Dans les moments de calme, Diana s’allume une cigarette et se refait un café. « Ça fait 22 ans qu’on tient la boutique. Mais, en septembre, on part tous à la retraite. Je suis contente. La part de nettoyage est pesante. » Même si les clients manqueront à l’éternelle bavarde.

L’arrivée du camion sur place se fait avant les premiers clients, dans la nuit noire.

11h45 Un homme et ses deux enfants arrivent. Tout en donnant des conseils de cuisson au père, Diana garde un œil sur Eddy, le cadet, qui s’éloigne vers la route.
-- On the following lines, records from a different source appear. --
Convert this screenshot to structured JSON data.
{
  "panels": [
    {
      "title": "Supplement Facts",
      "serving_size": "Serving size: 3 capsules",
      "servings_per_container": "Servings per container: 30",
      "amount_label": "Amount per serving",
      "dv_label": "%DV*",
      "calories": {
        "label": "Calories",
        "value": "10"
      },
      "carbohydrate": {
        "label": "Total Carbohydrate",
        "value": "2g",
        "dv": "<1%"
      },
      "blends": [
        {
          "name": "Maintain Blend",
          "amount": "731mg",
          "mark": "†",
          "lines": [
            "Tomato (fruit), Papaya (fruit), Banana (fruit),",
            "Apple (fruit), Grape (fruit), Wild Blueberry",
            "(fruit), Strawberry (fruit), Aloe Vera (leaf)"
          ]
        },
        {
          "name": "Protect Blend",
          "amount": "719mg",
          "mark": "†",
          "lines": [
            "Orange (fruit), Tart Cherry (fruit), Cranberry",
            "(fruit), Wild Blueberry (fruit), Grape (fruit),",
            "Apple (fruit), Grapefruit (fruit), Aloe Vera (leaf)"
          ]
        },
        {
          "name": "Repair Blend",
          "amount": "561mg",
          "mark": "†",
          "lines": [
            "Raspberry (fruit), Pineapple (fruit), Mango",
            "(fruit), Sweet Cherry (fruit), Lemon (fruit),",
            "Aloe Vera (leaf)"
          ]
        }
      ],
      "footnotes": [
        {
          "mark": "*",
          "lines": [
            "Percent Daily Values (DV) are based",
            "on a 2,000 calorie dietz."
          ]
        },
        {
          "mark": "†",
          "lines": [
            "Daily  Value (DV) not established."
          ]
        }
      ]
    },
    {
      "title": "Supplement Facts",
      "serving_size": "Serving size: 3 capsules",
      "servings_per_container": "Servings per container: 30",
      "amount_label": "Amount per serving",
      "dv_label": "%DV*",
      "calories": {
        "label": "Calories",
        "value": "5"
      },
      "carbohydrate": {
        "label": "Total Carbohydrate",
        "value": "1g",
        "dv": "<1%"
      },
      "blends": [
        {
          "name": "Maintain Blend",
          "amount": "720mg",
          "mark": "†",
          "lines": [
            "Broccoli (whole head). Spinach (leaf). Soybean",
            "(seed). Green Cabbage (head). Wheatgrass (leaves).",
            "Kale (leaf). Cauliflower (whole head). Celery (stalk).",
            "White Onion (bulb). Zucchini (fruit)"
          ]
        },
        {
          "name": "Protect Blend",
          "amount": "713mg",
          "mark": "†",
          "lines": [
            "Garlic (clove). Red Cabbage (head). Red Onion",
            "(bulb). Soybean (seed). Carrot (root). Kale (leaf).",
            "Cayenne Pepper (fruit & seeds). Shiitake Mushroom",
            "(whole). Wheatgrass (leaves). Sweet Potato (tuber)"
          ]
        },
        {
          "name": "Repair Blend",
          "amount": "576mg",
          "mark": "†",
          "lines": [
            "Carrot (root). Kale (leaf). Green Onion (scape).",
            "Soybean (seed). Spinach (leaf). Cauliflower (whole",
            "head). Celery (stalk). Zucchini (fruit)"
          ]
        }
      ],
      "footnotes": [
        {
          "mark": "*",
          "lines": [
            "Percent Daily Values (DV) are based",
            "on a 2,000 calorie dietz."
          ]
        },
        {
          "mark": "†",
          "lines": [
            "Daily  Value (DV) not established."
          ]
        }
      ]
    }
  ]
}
La force de l’habitude se fait sentir jusque dans sa manière de prendre la viande dans les frigos, à l’aveugle. Elle remplit le tupperware d’une femme, venue avec sa fille qui a 40°C de fièvre.

12h30 Le dernier client parti, Diana fait les comptes « 42 clients et 1180€, c’est pas mal ! » Le samedi, ils doublent les chiffres, avec 85 clients en moyenne et 2000€ de chiffre d’affaires. Diana referme le auvent, éteint le radiateur, et repart sur les routes de campagne, pour aider Jean-Pierre à faire des rillettes. Demain matin, les deux camions seront réunis en un seul, pour terminer la semaine.